How have you worked to help people experiencing homelessness in Eagle Rock?

It started with a community discussion on homelessness in 2018. “We used a format where people would come together, sit at tables and they would just talk to each other – It was neighbors talking to neighbors. A lot of the complaints were about the fact that people were afraid. They were afraid of these homeless people and they didn’t know anything about them. A lot of the folks living on the street exhibited mental health issues and drug use, but at the end of the day, they were just regular people who were hard on their luck. From that one community discussion, we held a second one the following year in 2019 and that year we provided solutions. After that, a group of us decided to start” the neighborhood council’s housing and homelessness committee.

What solutions did you and the team provide?

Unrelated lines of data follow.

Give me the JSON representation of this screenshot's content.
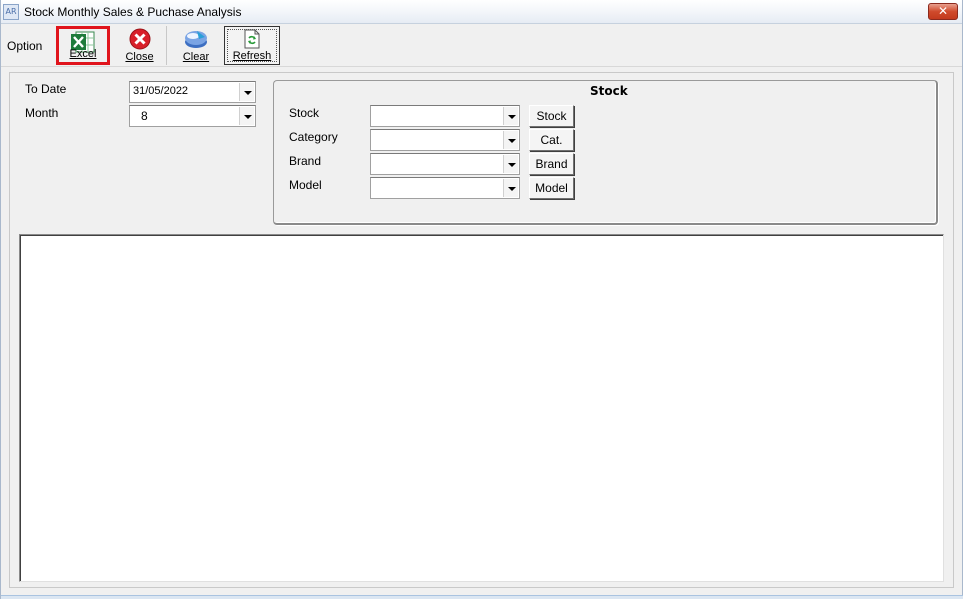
{
  "window": {
    "title": "Stock Monthly Sales & Puchase Analysis",
    "icon_text": "AR",
    "close_glyph": "✕"
  },
  "toolbar": {
    "option_label": "Option",
    "excel_label": "Excel",
    "close_label": "Close",
    "clear_label": "Clear",
    "refresh_label": "Refresh"
  },
  "form": {
    "to_date_label": "To Date",
    "to_date_value": "31/05/2022",
    "month_label": "Month",
    "month_value": "8"
  },
  "stock_group": {
    "title": "Stock",
    "stock_label": "Stock",
    "category_label": "Category",
    "brand_label": "Brand",
    "model_label": "Model",
    "stock_value": "",
    "category_value": "",
    "brand_value": "",
    "model_value": "",
    "stock_button": "Stock",
    "category_button": "Cat.",
    "brand_button": "Brand",
    "model_button": "Model"
  },
  "colors": {
    "highlight_border": "#e0141c",
    "excel_green": "#1e7b3a",
    "close_red": "#d8202a"
  }
}
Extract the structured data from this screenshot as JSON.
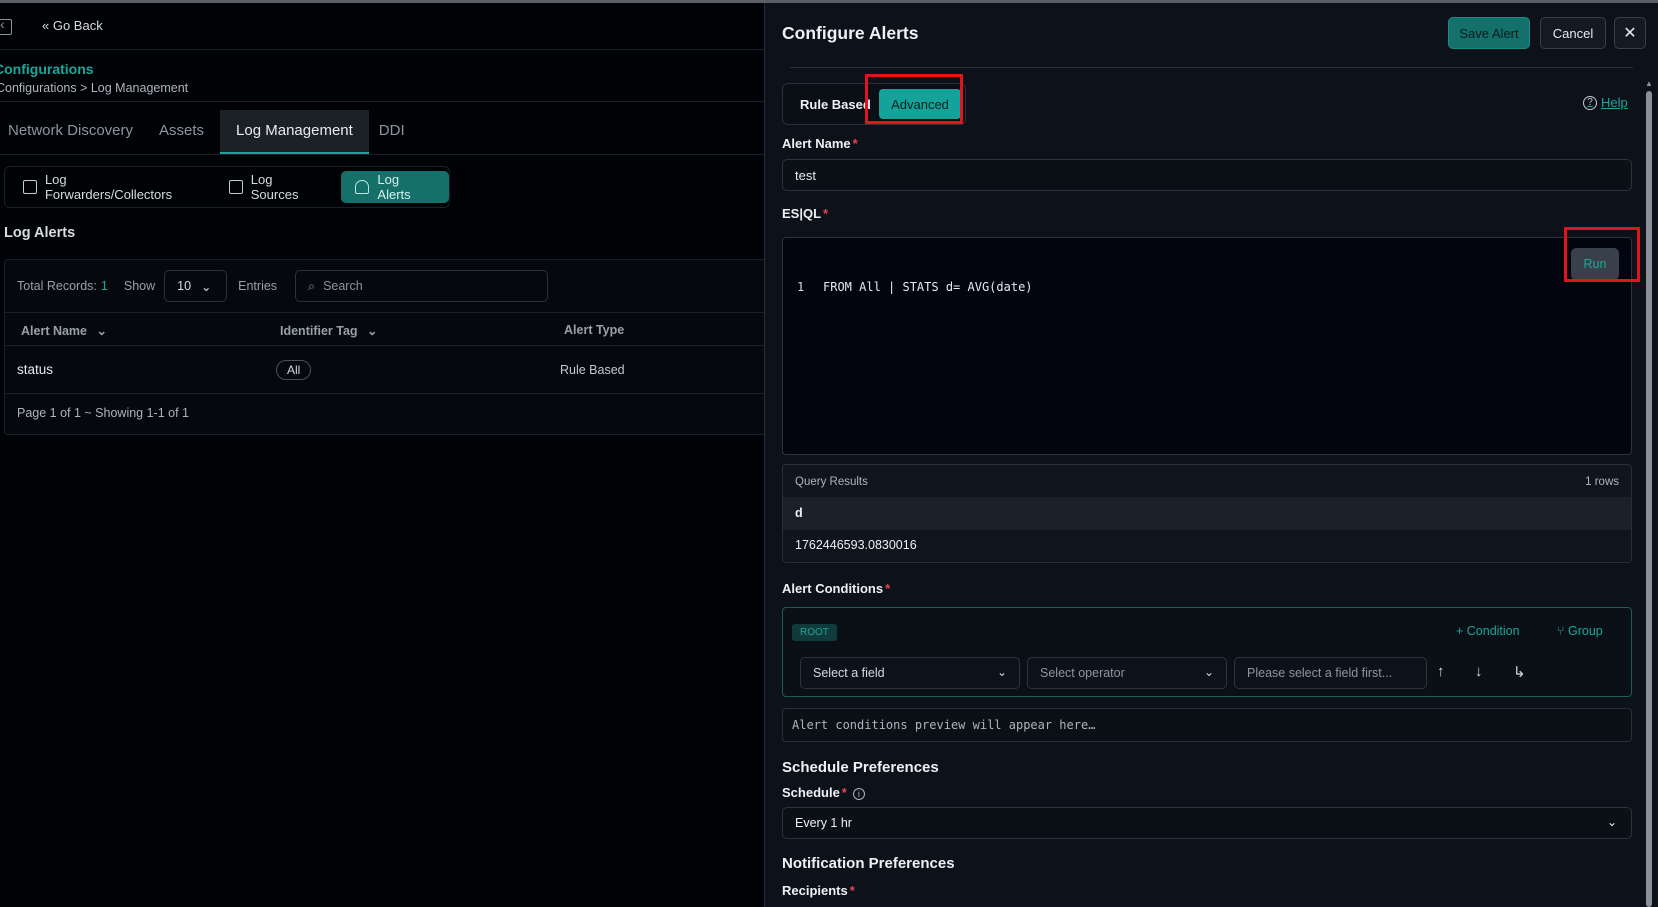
{
  "nav": {
    "go_back": "« Go Back"
  },
  "breadcrumb": {
    "title": "Configurations",
    "path": "Configurations > Log Management"
  },
  "tabs": [
    "Network Discovery",
    "Assets",
    "Log Management",
    "DDI"
  ],
  "subtabs": [
    "Log Forwarders/Collectors",
    "Log Sources",
    "Log Alerts"
  ],
  "log_alerts": {
    "title": "Log Alerts",
    "total_label": "Total Records:",
    "total_count": "1",
    "show_label": "Show",
    "show_value": "10",
    "entries_label": "Entries",
    "search_placeholder": "Search",
    "columns": [
      "Alert Name",
      "Identifier Tag",
      "Alert Type"
    ],
    "rows": [
      {
        "name": "status",
        "tag": "All",
        "type": "Rule Based"
      }
    ],
    "footer": "Page 1 of 1 ~ Showing 1-1 of 1"
  },
  "drawer": {
    "title": "Configure Alerts",
    "save_label": "Save Alert",
    "cancel_label": "Cancel",
    "close_symbol": "✕",
    "mode_rule": "Rule Based",
    "mode_advanced": "Advanced",
    "help_label": "Help",
    "alert_name_label": "Alert Name",
    "alert_name_value": "test",
    "esql_label": "ES|QL",
    "run_label": "Run",
    "code_line_no": "1",
    "code": "FROM All | STATS d= AVG(date)",
    "results_title": "Query Results",
    "results_rows": "1 rows",
    "results_column": "d",
    "results_value": "1762446593.0830016",
    "conditions_label": "Alert Conditions",
    "root_badge": "ROOT",
    "add_condition": "+ Condition",
    "add_group": "Group",
    "field_placeholder": "Select a field",
    "operator_placeholder": "Select operator",
    "value_placeholder": "Please select a field first...",
    "preview_text": "Alert conditions preview will appear here…",
    "schedule_section": "Schedule Preferences",
    "schedule_label": "Schedule",
    "schedule_value": "Every 1 hr",
    "notification_section": "Notification Preferences",
    "recipients_label": "Recipients"
  },
  "colors": {
    "accent": "#1aa79b",
    "highlight": "#e3131b",
    "required": "#e0484e"
  }
}
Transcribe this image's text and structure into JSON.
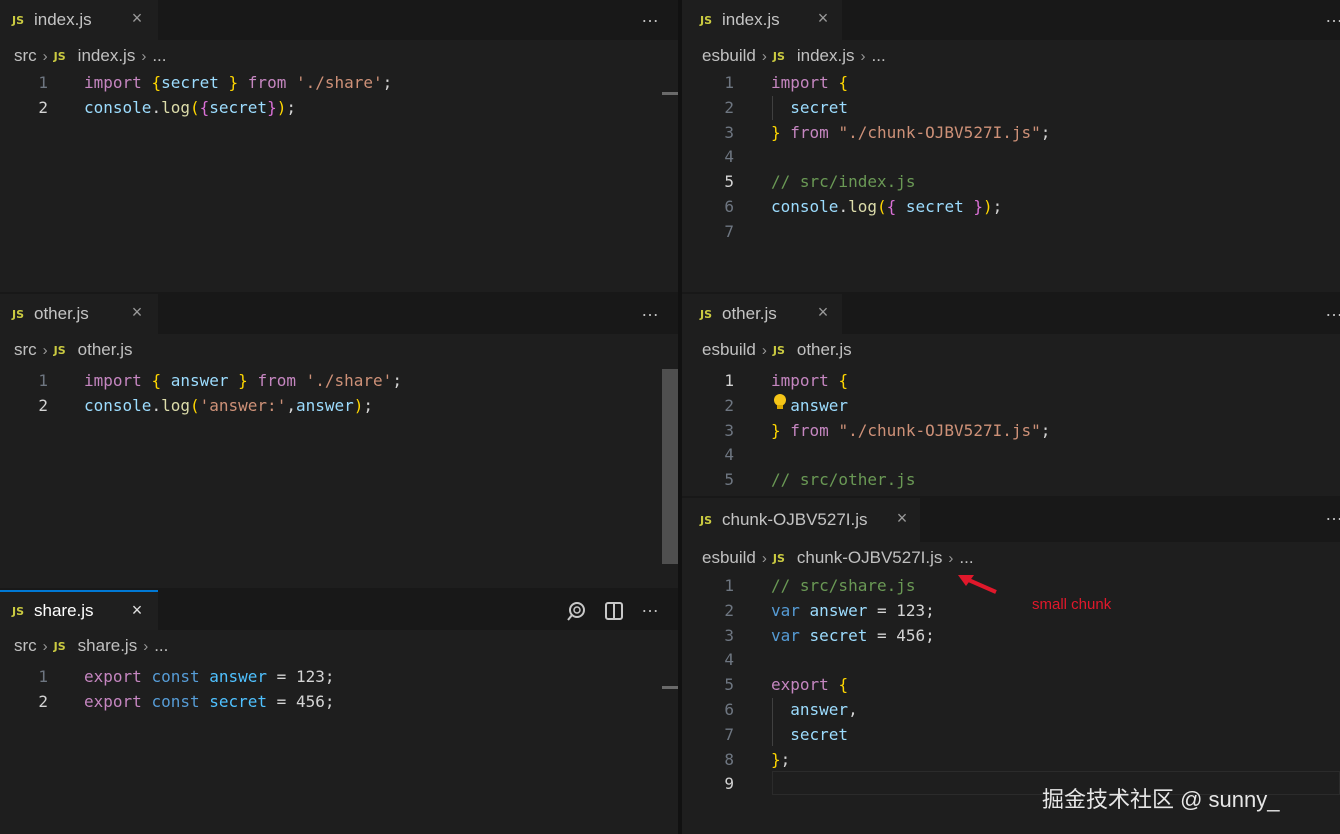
{
  "panes": {
    "left_index": {
      "tab_label": "index.js",
      "breadcrumb": [
        "src",
        "index.js",
        "..."
      ],
      "lines": [
        {
          "n": "1",
          "tokens": [
            [
              "kw",
              "import"
            ],
            [
              "plain",
              " "
            ],
            [
              "br",
              "{"
            ],
            [
              "var",
              "secret"
            ],
            [
              "plain",
              " "
            ],
            [
              "br",
              "}"
            ],
            [
              "plain",
              " "
            ],
            [
              "kw",
              "from"
            ],
            [
              "plain",
              " "
            ],
            [
              "str",
              "'./share'"
            ],
            [
              "pun",
              ";"
            ]
          ]
        },
        {
          "n": "2",
          "tokens": [
            [
              "var",
              "console"
            ],
            [
              "pun",
              "."
            ],
            [
              "fn",
              "log"
            ],
            [
              "br",
              "("
            ],
            [
              "br2",
              "{"
            ],
            [
              "var",
              "secret"
            ],
            [
              "br2",
              "}"
            ],
            [
              "br",
              ")"
            ],
            [
              "pun",
              ";"
            ]
          ]
        }
      ]
    },
    "left_other": {
      "tab_label": "other.js",
      "breadcrumb": [
        "src",
        "other.js"
      ],
      "lines": [
        {
          "n": "1",
          "tokens": [
            [
              "kw",
              "import"
            ],
            [
              "plain",
              " "
            ],
            [
              "br",
              "{"
            ],
            [
              "plain",
              " "
            ],
            [
              "var",
              "answer"
            ],
            [
              "plain",
              " "
            ],
            [
              "br",
              "}"
            ],
            [
              "plain",
              " "
            ],
            [
              "kw",
              "from"
            ],
            [
              "plain",
              " "
            ],
            [
              "str",
              "'./share'"
            ],
            [
              "pun",
              ";"
            ]
          ]
        },
        {
          "n": "2",
          "tokens": [
            [
              "var",
              "console"
            ],
            [
              "pun",
              "."
            ],
            [
              "fn",
              "log"
            ],
            [
              "br",
              "("
            ],
            [
              "str",
              "'answer:'"
            ],
            [
              "pun",
              ","
            ],
            [
              "var",
              "answer"
            ],
            [
              "br",
              ")"
            ],
            [
              "pun",
              ";"
            ]
          ]
        }
      ]
    },
    "left_share": {
      "tab_label": "share.js",
      "breadcrumb": [
        "src",
        "share.js",
        "..."
      ],
      "lines": [
        {
          "n": "1",
          "tokens": [
            [
              "kw",
              "export"
            ],
            [
              "plain",
              " "
            ],
            [
              "kw2",
              "const"
            ],
            [
              "plain",
              " "
            ],
            [
              "var2",
              "answer"
            ],
            [
              "plain",
              " = "
            ],
            [
              "plain",
              "123"
            ],
            [
              "pun",
              ";"
            ]
          ]
        },
        {
          "n": "2",
          "tokens": [
            [
              "kw",
              "export"
            ],
            [
              "plain",
              " "
            ],
            [
              "kw2",
              "const"
            ],
            [
              "plain",
              " "
            ],
            [
              "var2",
              "secret"
            ],
            [
              "plain",
              " = "
            ],
            [
              "plain",
              "456"
            ],
            [
              "pun",
              ";"
            ]
          ]
        }
      ]
    },
    "right_index": {
      "tab_label": "index.js",
      "breadcrumb": [
        "esbuild",
        "index.js",
        "..."
      ],
      "lines": [
        {
          "n": "1",
          "tokens": [
            [
              "kw",
              "import"
            ],
            [
              "plain",
              " "
            ],
            [
              "br",
              "{"
            ]
          ]
        },
        {
          "n": "2",
          "tokens": [
            [
              "plain",
              "  "
            ],
            [
              "var",
              "secret"
            ]
          ]
        },
        {
          "n": "3",
          "tokens": [
            [
              "br",
              "}"
            ],
            [
              "plain",
              " "
            ],
            [
              "kw",
              "from"
            ],
            [
              "plain",
              " "
            ],
            [
              "str",
              "\"./chunk-OJBV527I.js\""
            ],
            [
              "pun",
              ";"
            ]
          ]
        },
        {
          "n": "4",
          "tokens": []
        },
        {
          "n": "5",
          "tokens": [
            [
              "cmt",
              "// src/index.js"
            ]
          ]
        },
        {
          "n": "6",
          "tokens": [
            [
              "var",
              "console"
            ],
            [
              "pun",
              "."
            ],
            [
              "fn",
              "log"
            ],
            [
              "br",
              "("
            ],
            [
              "br2",
              "{"
            ],
            [
              "plain",
              " "
            ],
            [
              "var",
              "secret"
            ],
            [
              "plain",
              " "
            ],
            [
              "br2",
              "}"
            ],
            [
              "br",
              ")"
            ],
            [
              "pun",
              ";"
            ]
          ]
        },
        {
          "n": "7",
          "tokens": []
        }
      ]
    },
    "right_other": {
      "tab_label": "other.js",
      "breadcrumb": [
        "esbuild",
        "other.js"
      ],
      "lines": [
        {
          "n": "1",
          "tokens": [
            [
              "kw",
              "import"
            ],
            [
              "plain",
              " "
            ],
            [
              "br",
              "{"
            ]
          ]
        },
        {
          "n": "2",
          "tokens": [
            [
              "plain",
              "  "
            ],
            [
              "var",
              "answer"
            ]
          ]
        },
        {
          "n": "3",
          "tokens": [
            [
              "br",
              "}"
            ],
            [
              "plain",
              " "
            ],
            [
              "kw",
              "from"
            ],
            [
              "plain",
              " "
            ],
            [
              "str",
              "\"./chunk-OJBV527I.js\""
            ],
            [
              "pun",
              ";"
            ]
          ]
        },
        {
          "n": "4",
          "tokens": []
        },
        {
          "n": "5",
          "tokens": [
            [
              "cmt",
              "// src/other.js"
            ]
          ]
        }
      ]
    },
    "right_chunk": {
      "tab_label": "chunk-OJBV527I.js",
      "breadcrumb": [
        "esbuild",
        "chunk-OJBV527I.js",
        "..."
      ],
      "lines": [
        {
          "n": "1",
          "tokens": [
            [
              "cmt",
              "// src/share.js"
            ]
          ]
        },
        {
          "n": "2",
          "tokens": [
            [
              "kw2",
              "var"
            ],
            [
              "plain",
              " "
            ],
            [
              "var",
              "answer"
            ],
            [
              "plain",
              " = "
            ],
            [
              "plain",
              "123"
            ],
            [
              "pun",
              ";"
            ]
          ]
        },
        {
          "n": "3",
          "tokens": [
            [
              "kw2",
              "var"
            ],
            [
              "plain",
              " "
            ],
            [
              "var",
              "secret"
            ],
            [
              "plain",
              " = "
            ],
            [
              "plain",
              "456"
            ],
            [
              "pun",
              ";"
            ]
          ]
        },
        {
          "n": "4",
          "tokens": []
        },
        {
          "n": "5",
          "tokens": [
            [
              "kw",
              "export"
            ],
            [
              "plain",
              " "
            ],
            [
              "br",
              "{"
            ]
          ]
        },
        {
          "n": "6",
          "tokens": [
            [
              "plain",
              "  "
            ],
            [
              "var",
              "answer"
            ],
            [
              "pun",
              ","
            ]
          ]
        },
        {
          "n": "7",
          "tokens": [
            [
              "plain",
              "  "
            ],
            [
              "var",
              "secret"
            ]
          ]
        },
        {
          "n": "8",
          "tokens": [
            [
              "br",
              "}"
            ],
            [
              "pun",
              ";"
            ]
          ]
        },
        {
          "n": "9",
          "tokens": []
        }
      ]
    }
  },
  "annotation": {
    "text": "small chunk",
    "color": "#e0182b"
  },
  "watermark": "掘金技术社区 @ sunny_",
  "icons": {
    "more": "…",
    "close": "×",
    "breadcrumb_sep": "›",
    "js_badge": "JS"
  }
}
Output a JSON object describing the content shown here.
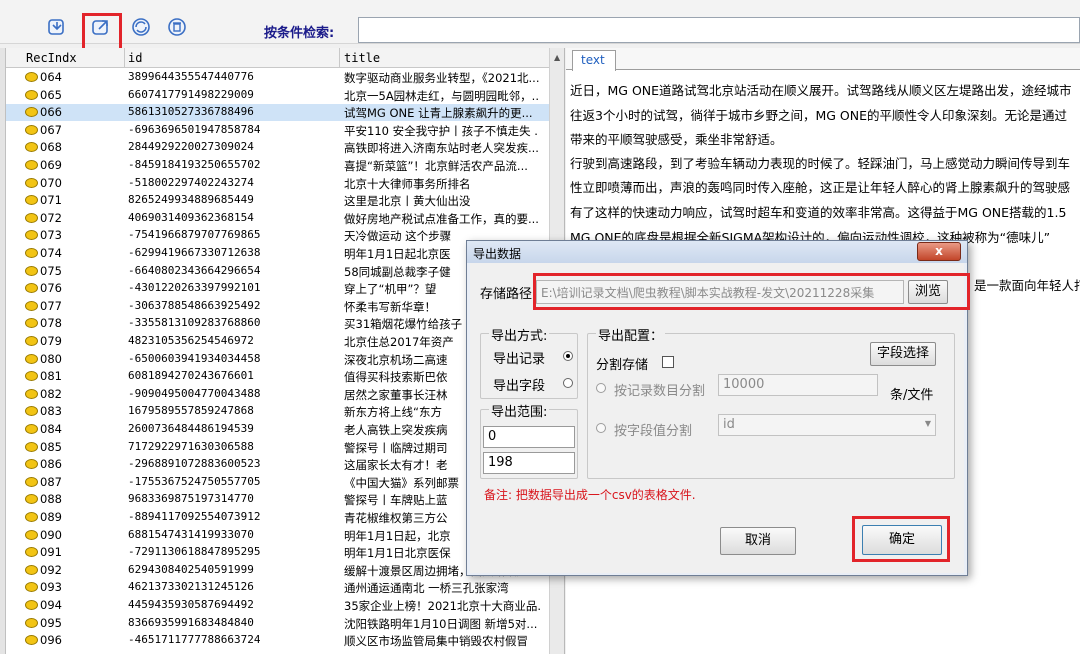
{
  "toolbar": {
    "search_label": "按条件检索:",
    "search_value": "",
    "icons": [
      "import-icon",
      "export-icon",
      "refresh-icon",
      "delete-icon"
    ]
  },
  "grid": {
    "headers": [
      "RecIndx",
      "id",
      "title"
    ],
    "rows": [
      {
        "idx": "064",
        "id": "3899644355547440776",
        "title": "数字驱动商业服务业转型，《2021北..."
      },
      {
        "idx": "065",
        "id": "6607417791498229009",
        "title": "北京一5A园林走红，与圆明园毗邻，.."
      },
      {
        "idx": "066",
        "id": "5861310527336788496",
        "title": "试驾MG ONE 让青上腺素飙升的更..."
      },
      {
        "idx": "067",
        "id": "-6963696501947858784",
        "title": "平安110 安全我守护丨孩子不慎走失 ."
      },
      {
        "idx": "068",
        "id": "2844929220027309024",
        "title": "高铁即将进入济南东站时老人突发疾..."
      },
      {
        "idx": "069",
        "id": "-8459184193250655702",
        "title": "喜提“新菜篮”！北京鲜活农产品流..."
      },
      {
        "idx": "070",
        "id": "-518002297402243274",
        "title": "北京十大律师事务所排名"
      },
      {
        "idx": "071",
        "id": "8265249934889685449",
        "title": "这里是北京丨黄大仙出没"
      },
      {
        "idx": "072",
        "id": "4069031409362368154",
        "title": "做好房地产税试点准备工作，真的要..."
      },
      {
        "idx": "073",
        "id": "-7541966879707769865",
        "title": "天冷做运动 这个步骤"
      },
      {
        "idx": "074",
        "id": "-6299419667330712638",
        "title": "明年1月1日起北京医"
      },
      {
        "idx": "075",
        "id": "-6640802343664296654",
        "title": "58同城副总裁李子健"
      },
      {
        "idx": "076",
        "id": "-4301220263397992101",
        "title": "穿上了“机甲”？望"
      },
      {
        "idx": "077",
        "id": "-3063788548663925492",
        "title": "怀柔韦写新华章！"
      },
      {
        "idx": "078",
        "id": "-3355813109283768860",
        "title": "买31箱烟花爆竹给孩子"
      },
      {
        "idx": "079",
        "id": "4823105356254546972",
        "title": "北京住总2017年资产"
      },
      {
        "idx": "080",
        "id": "-6500603941934034458",
        "title": "深夜北京机场二高速"
      },
      {
        "idx": "081",
        "id": "6081894270243676601",
        "title": "值得买科技索斯巴依"
      },
      {
        "idx": "082",
        "id": "-9090495004770043488",
        "title": "居然之家董事长汪林"
      },
      {
        "idx": "083",
        "id": "1679589557859247868",
        "title": "新东方将上线“东方"
      },
      {
        "idx": "084",
        "id": "2600736484486194539",
        "title": "老人高铁上突发疾病"
      },
      {
        "idx": "085",
        "id": "7172922971630306588",
        "title": "警探号丨临牌过期司"
      },
      {
        "idx": "086",
        "id": "-2968891072883600523",
        "title": "这届家长太有才！老"
      },
      {
        "idx": "087",
        "id": "-1755367524750557705",
        "title": "《中国大猫》系列邮票"
      },
      {
        "idx": "088",
        "id": "9683369875197314770",
        "title": "警探号丨车牌贴上蓝"
      },
      {
        "idx": "089",
        "id": "-8894117092554073912",
        "title": "青花椒维权第三方公"
      },
      {
        "idx": "090",
        "id": "6881547431419933070",
        "title": "明年1月1日起，北京"
      },
      {
        "idx": "091",
        "id": "-7291130618847895295",
        "title": "明年1月1日北京医保"
      },
      {
        "idx": "092",
        "id": "6294308402540591999",
        "title": "缓解十渡景区周边拥堵，西太路改建..."
      },
      {
        "idx": "093",
        "id": "4621373302131245126",
        "title": "通州通运通南北 一桥三孔张家湾"
      },
      {
        "idx": "094",
        "id": "4459435930587694492",
        "title": "35家企业上榜！2021北京十大商业品."
      },
      {
        "idx": "095",
        "id": "8366935991683484840",
        "title": "沈阳铁路明年1月10日调图 新增5对..."
      },
      {
        "idx": "096",
        "id": "-4651711777788663724",
        "title": "顺义区市场监管局集中销毁农村假冒"
      }
    ]
  },
  "text_panel": {
    "tab_label": "text",
    "paragraphs": [
      "近日，MG ONE道路试驾北京站活动在顺义展开。试驾路线从顺义区左堤路出发，途经城市",
      "往返3个小时的试驾，徜徉于城市乡野之间，MG ONE的平顺性令人印象深刻。无论是通过",
      "带来的平顺驾驶感受，乘坐非常舒适。",
      "行驶到高速路段，到了考验车辆动力表现的时候了。轻踩油门，马上感觉动力瞬间传导到车",
      "性立即喷薄而出，声浪的轰鸣同时传入座舱，这正是让年轻人醉心的肾上腺素飙升的驾驶感",
      "有了这样的快速动力响应，试驾时超车和变道的效率非常高。这得益于MG ONE搭载的1.5",
      "MG ONE的底盘是根据全新SIGMA架构设计的，偏向运动性调校，这种被称为“德味儿”"
    ],
    "partial_line": "是一款面向年轻人打"
  },
  "dialog": {
    "title": "导出数据",
    "close_label": "x",
    "path_label": "存储路径:",
    "path_value": "E:\\培训记录文档\\爬虫教程\\脚本实战教程-发文\\20211228采集",
    "browse_label": "浏览",
    "method_group": "导出方式:",
    "method_record": "导出记录",
    "method_field": "导出字段",
    "range_group": "导出范围:",
    "range_start": "0",
    "range_end": "198",
    "config_group": "导出配置：",
    "split_label": "分割存储",
    "field_select_label": "字段选择",
    "split_by_count_label": "按记录数目分割",
    "split_count_value": "10000",
    "per_file_label": "条/文件",
    "split_by_field_label": "按字段值分割",
    "split_field_value": "id",
    "note": "备注: 把数据导出成一个csv的表格文件.",
    "cancel_label": "取消",
    "ok_label": "确定"
  },
  "colors": {
    "highlight": "#e2242a",
    "note": "#d8141b",
    "selected_row": "#cfe3f7",
    "tab_text": "#1f5fbf"
  }
}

The committee provided options for locations and services needed such as mobile toilets, showers and short- and long-term housing and surveys participants.  “Results showed that 70% of participants who completed the survey ranked the Figueroa lot near the 134 [freeway] on and off ramps, as the best place for homeless services.”

“When the COVID pandemic hit in 2020, encampments in Eagle Rock grew and the Figueroa lot became sort of a magnet for unhoused people.”

City officials recommended tents not be moved based on the Centers for Disease Control and Prevention’s guidelines that people living on the streets need to shelter in place.

“The city put a mobile toilet in the lot, along with other services, so tents just started showing up.”

The homelessness committee members couldn’t ask the area’s council representative, José Huizar, for help since he was suspended so they went to the mayor to see if people could say in the Figueroa lot until there was housing for them.

In late 2021, the tiny homes project was approved and many from the lot moved into the new temporary homes.

How has the pandemic affected the way you and your colleagues address homelessness issues?

“Project RoomKey, [a FEMA-funded state housing program leasing hotels and motels for high-risk individuals], has over 800 people in four of the hotels, but Los Angeles will be losing that number of units from now until January 2023. And that’s a really huge loss. So guess where they’re going to end up? On the street probably, or they’re going to double up into these other interim housing facilities, like Tiny Homes – and I’m really worried about that … Service providers and outreach workers lose contact with [people] when individuals living in temporary housing are moved from place to place… and it becomes hard to maintain progress.”

How can we change the public perception of the stigma around homeless individuals?

“The myths are created and the media exploits those myths – articles written with the fear aspect and crime and violence written into it … Most of the people who are unhoused are just regular people who lost their way, got kicked out, evicted, whatever. They may be victims of domestic violence, or young people who aged out of foster care.  A number of individuals are drug users and have mental health challenges that need to be treated. The one message is that there is no one type of person who is unhoused … Unhoused people are individual people with their own stories. And once you realize that, you’ll approach each person differently – with respect for whatever they went through in their lives and for where they are right now. They may be struggling with trying to get out of a situation. So just approach each person where they are and with as much compassion as you can muster.”

What does the future of housing look like to you in Eagle Rock and beyond? 

“People understand that homelessness is being driven by evictions and by the lack of affordable housing, which is why L.A. city enacted tenant protections during the pandemic. We don’t have really affordable housing in Eagle Rock per se, except for housing that is rent-controlled. With the new Colorado East development and Tiny Homes, there is a chance that low-income housing will be available.”

Updated Sept. 27, 2022, to correct Demian’s title, the timeline of events, and to include additional information from a follow up email she provided.